Why are CPV codes important?

CPV codes are the primary search filter on TED and most national platforms. If the authority uses the wrong CPV code, you may not find the contract. If you search on the wrong codes, you miss relevant opportunities.

Commonly used CPV divisions

CodeDescription
09Petroleum products, fuel, electricity
15Food, beverages, tobacco
30Office and computing machinery
33Medical equipment
34Transport equipment
39Furniture, household goods
45Construction work
48Software and information systems
50Repair and maintenance services
71Architecture, construction, engineering, inspection
72IT services: consulting, software, internet
79Business services: legal, marketing, consultancy
80Education and training
90Sewage, refuse, cleaning, environmental services

Smart searching for contracts

Combine sources

Use TED as radar for European contracts and combine this with national platforms:

  • Belgium: e-Procurement (publications below and above the threshold).
  • Netherlands: TenderNed.
  • Luxembourg: Portail des marchés publics.
Many contracts are published only at the national level, below the European thresholds. You are missing significant opportunities if you only monitor TED. Set up alerts on national platforms (e-Procurement in Belgium) and build a list of regular clients in your region.

Set up CPV profiles

Register on the platforms and set up alerts for the CPV codes relevant to your activity. Think broadly: an IT company searches not only code 72 (IT services) but also 48 (software), 50 (maintenance) and 30 (hardware).

Use the open data

TED makes its data available as open data. Advanced users can download and analyse this data — for trend analysis, competitive analysis or building a prospect database of contracting authorities.

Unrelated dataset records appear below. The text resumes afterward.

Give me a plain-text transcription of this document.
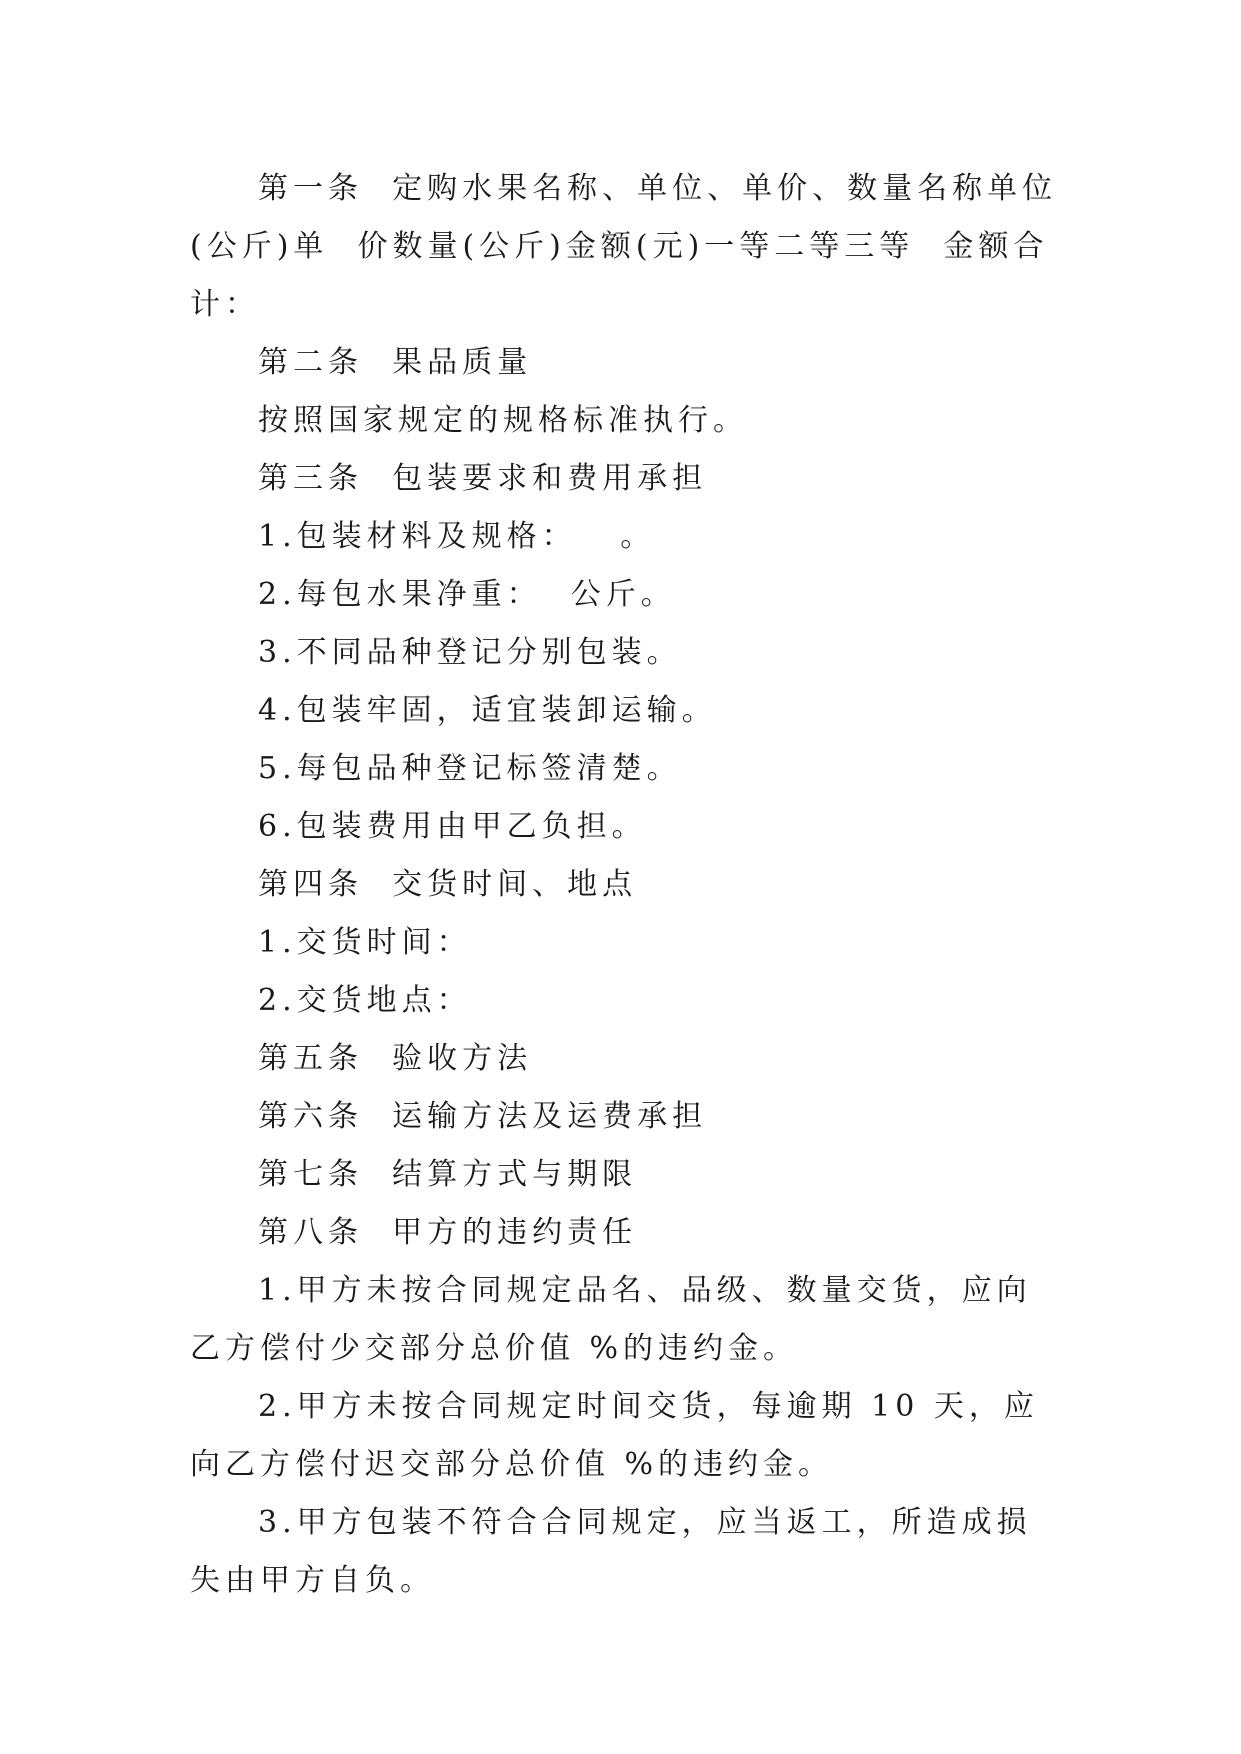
第一条  定购水果名称、单位、单价、数量名称单位(公斤)单  价数量(公斤)金额(元)一等二等三等  金额合计：

第二条  果品质量

按照国家规定的规格标准执行。

第三条  包装要求和费用承担

1.包装材料及规格：   。

2.每包水果净重：  公斤。

3.不同品种登记分别包装。

4.包装牢固，适宜装卸运输。

5.每包品种登记标签清楚。

6.包装费用由甲乙负担。

第四条  交货时间、地点

1.交货时间：

2.交货地点：

第五条  验收方法

第六条  运输方法及运费承担

第七条  结算方式与期限

第八条  甲方的违约责任

1.甲方未按合同规定品名、品级、数量交货，应向乙方偿付少交部分总价值 %的违约金。

2.甲方未按合同规定时间交货，每逾期 10 天，应向乙方偿付迟交部分总价值 %的违约金。

3.甲方包装不符合合同规定，应当返工，所造成损失由甲方自负。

Monitor prior information notices

Prior information notices give you a head start. If an authority announces that it will publish a contract in three months, you have time to organise your references, form a consortium or contact the authority through a market consultation.

Common mistakes

Too narrow CPV selection. Those who only search their core code miss contracts that are classified slightly differently.

Only looking at Belgium. Especially for supplies and services, contracts in neighbouring countries are often feasible — with the same effort.

Ignoring contract award notices. Award notices are a goldmine of information that most tenderers overlook.

Not responding to prior information notices. A prior information notice is not a call for tenders, but it is a signal to start preparation.

Award notices show winning prices, selected contractors, and reasons for award — intelligence you cannot find elsewhere. Analyse these to calibrate your pricing, understand which competitors are winning, and identify authority preferences. This is competitive intelligence that most contractors ignore.